The White House on Friday condemned China’s decision to delay an election in Hong Kong by one year due to the coronavirus pandemic even as Donald Trump continues floating the idea about the US election slated for November. Press Secretary Kayleigh McEnany said Trump administration officials “condemn the Hong Kong government’s decision to postpone for one year its legislative … elections, and to disqualify opposition candidates. This action undermines democratic processes and freedoms that have underpinned Hong Kong’s prosperity.” “This is only the most recent [of] a growing list of broken promises by Beijing,” she added. That came less than 24 hours after the US president again signalled he would support – even prefer – the 3 November election in the United States be delayed, arguing a massive increase in mail-in ballots due to fears about voting in person inevitably will lead to widespread fraud. “I want an election and a result, much, much more than you,” Mr Trump said at the White House on Thursday evening. “I don’t want to delay. I want to have the election. But I also don’t want to have to wait three months and then find out that the ballots are all missing, and the election doesn’t mean anything.” The president help up print outs of recent media reports detailing problems with mail-in ballots. The list included reporting from major US media outlets like The Washington Post and others.

United Kingdom: The Guardian view on delaying elections: it’s what autocrats do | The Guardian

Postponing elections is what autocracies do.
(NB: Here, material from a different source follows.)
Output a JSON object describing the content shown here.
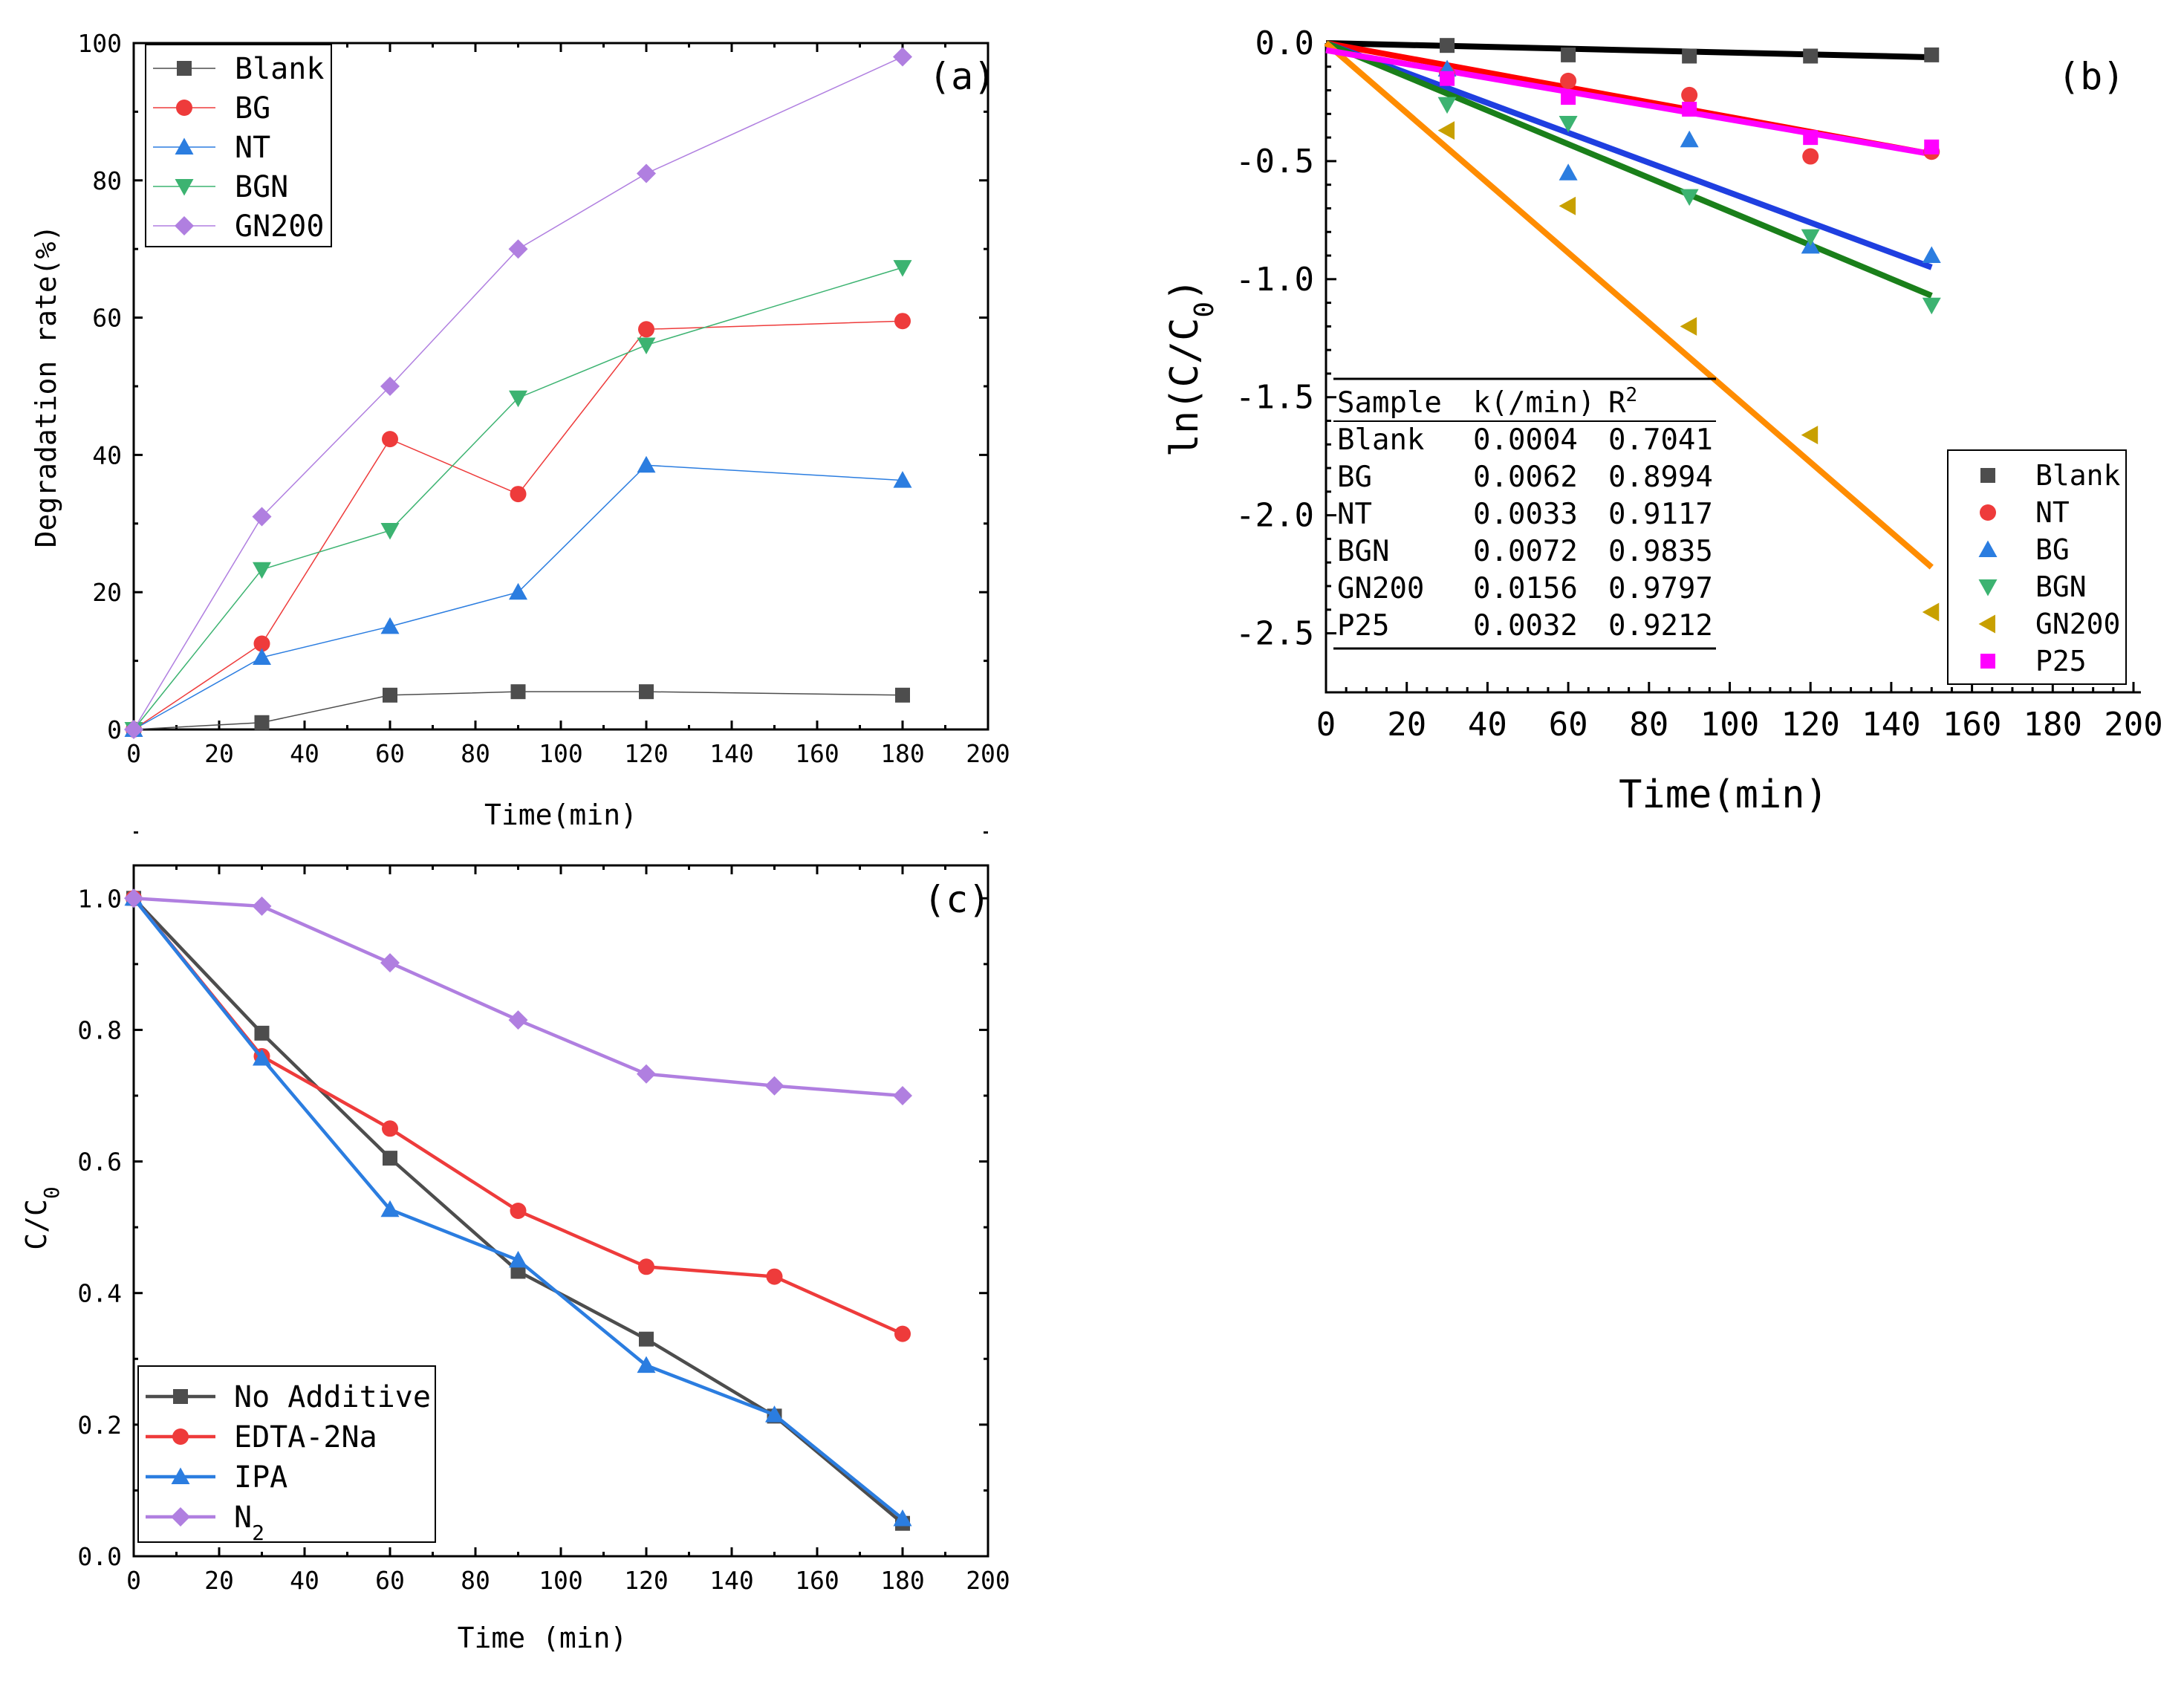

On Friday, Hong Kong’s leader, Carrie Lam, announced a delay to September’s planned legislative council (LegCo) elections. Ms Lam cited the coronavirus public health emergency as her justification. Yet the real reason is Hong Kong’s political emergency. Hong Kong’s elections have been postponed because even with its very limited democracy, Ms Lam and the Chinese government are afraid the voters will choose a LegCo with greater sympathy for the protests. In spite of their very different systems, Donald Trump’s reasons for proposing the postponement of November’s US presidential election are essentially the same. Mr Trump also cites the pandemic. But his real motives are also political. He thinks he is losing the campaign. He thinks Joe Biden will be elected in November. He wants to stop him if he can, by fair means or foul. And he wants to discredit his own defeat. Yet, there are significant differences between the two cases, which need to be understood. These make Mr Trump’s move in some respects even more sinister. There is nothing in the US constitution that permits the president to postpone an election. The date is fixed by law. Such a change would require an act of both houses of Congress, so it is not going to happen. Even Republicans admit this. In any event, a postponement would not allow Mr Trump to continue in office beyond January 2021.